52 風が通る

2010.7


 デザイナーの原研哉によれば、部屋は置いてあるものが少ないほど美しいのだそうだ。最近の日本人ほどごちゃごちゃとした家財道具に囲まれて暮らしている国民も少ない。昔の日本では、むしろ部屋には極力ものを置かず、必要に応じて出してくるというのが伝統だったのに、いったいこれはどうしたことかと嘆いている。

 ぼくはどちらかというとごちゃごちゃものを置きたがるほうだが、家内はまった逆で、置きたがらない。面白い置き物なんかがあると、ぼくはつい買いたくなるのだが、家内に即座に却下される。だから我が家のリビングはわりあいすっきりしている。わりあいというのは、ぼくが置いたものが完全には排除されていないからだ。家内もそこまで頑なではない。

 でもねえ、あの張り子の虎もいらないんだけどなあ、それに変な果物みたいな置き物もと、つぶやくこともある。いつか捨ててしまいたいと、虎視眈々とチャンスをうかがっているらしい。
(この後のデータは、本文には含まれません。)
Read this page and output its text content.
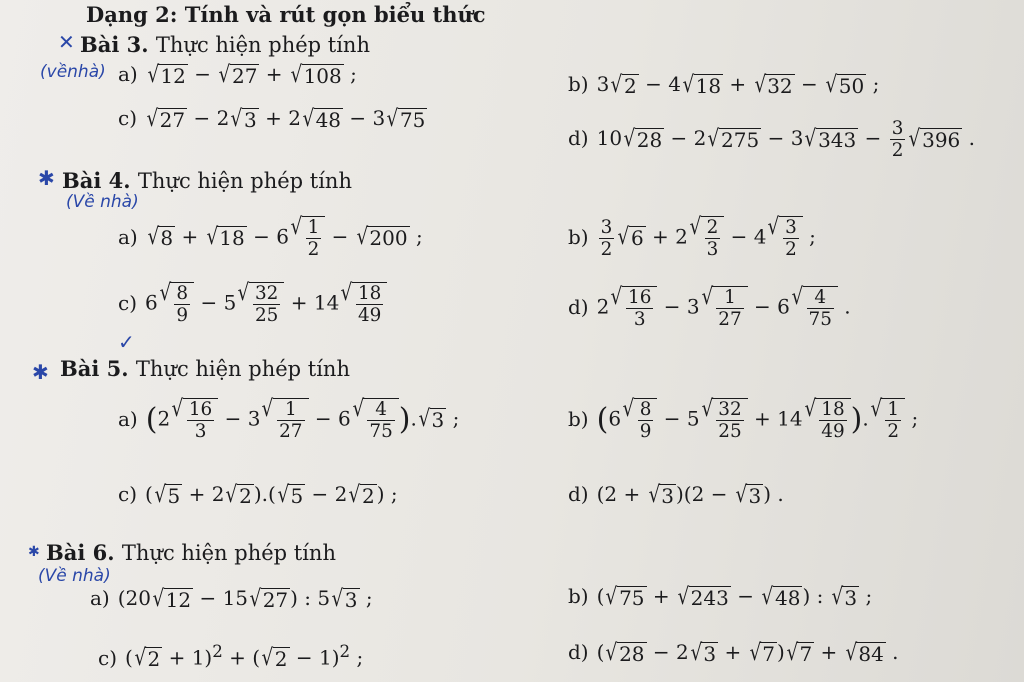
Dạng 2: Tính và rút gọn biểu thức
✕ Bài 3. Thực hiện phép tính
(vềnhà) a) √ 12 − √ 27 + √ 108 ;	b)3 √ 2 − 4 √ 18 + √ 32 − √ 50 ;
c) √ 27 − 2 √ 3 + 2 √ 48 − 3 √ 75
d)10 √ 28 − 2 √ 275 − 3 √ $343 - \frac{3}{2}$ √ 396 .
✱ Bài 4. Thực hiện phép tính
(Về nhà)
a) √ 8 + √ 18 − 6 √ $\frac{1}{2}$ − √ 200 ;	$b) \frac{3}{2}$ √ 6 + 2 √ $\frac{2}{3} - 4$ √ $\frac{3}{2}$ ;
c)6 √ $\frac{8}{9} - 5$ √ $\frac{32}{25} + 14$ √ $\frac{18}{49}$
✓
d)2 √ $\frac{16}{3} - 3$ √ $\frac{1}{27} - 6$ √ $\frac{4}{75}$ .
✱ Bài 5. Thực hiện phép tính
a) (2 √ $\frac{16}{3} - 3$ √ $\frac{1}{27} - 6$ √ $\frac{4}{75}$ ). √ 3 ;	b) (6 √ $\frac{8}{9} - 5$ √ $\frac{32}{25} + 14$ √ $\frac{18}{49}$ ). √ $\frac{1}{2}$ ;
c)( √ 5 + 2 √ 2 ).( √ 5 − 2 √ 2 ) ;	d)(2 + √ 3 )(2 − √ 3 ) .
✱ Bài 6. Thực hiện phép tính
(Về nhà)
a)(20 √ 12 − 15 √ 27 ) : 5 √ 3 ;	b)( √ 75 + √ 243 − √ 48 ) : √ 3 ;
c)( √ 2 + 1)$^2$ + ( √ 2 − 1)$^2$ ;	d)( √ 28 − 2 √ 3 + √ 7 ) √ 7 + √ 84 .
 ぼくの書斎も、最近古い本を次々とPDFファイル化しているので、今までぎっしり本が詰まっていた本棚に少しずつすきまができてきた。以前にもちょっと書いたが、すきまというのはいいものだ。見ているだけでなんだか心に風が通るような気がする。その上、なくてもいい本が次々と発見されるようになった。すきまはすきまを生むものらしい。

 そういえば、昨日テレビでイタリアのベネチアの街中を歩き回る番組をやっていたが、ある住民が屋上のベランダのような所で、ベネチアには空き地がないから、ときどき息苦しくなるの、だからここにくるのよ、なんて言っていた。そう言われてみると、どこからどこまでが個人の家だか分からないほど家が長屋のようにくっつき合ったベネチアの街並みは、一見美しいが、確かに息苦しくもなるだろうなあと納得された。

 日本人の部屋は、ごちゃごちゃとしているかもしれないが、日本の家屋は、一戸建ての場合には、どんなに狭い家でもちょっとした庭がある。そこにごちゃごちゃと植物を植えたとしても、それでもそこにはすきまがあり、風が通る。

 一日の中にも、やはりこんなすきまがあったほうがいい。あいた時間を無理にうめなくても、ただ何となくボンヤリしていることも大事だ。

 大事だけれども、これが実は難しい。すきまに物を置きたくなるように、ぼくらはすぐに何か「有益」なことをしたくなる。それをグッとこらえて、ボンヤリするには高等技術を要するようだ。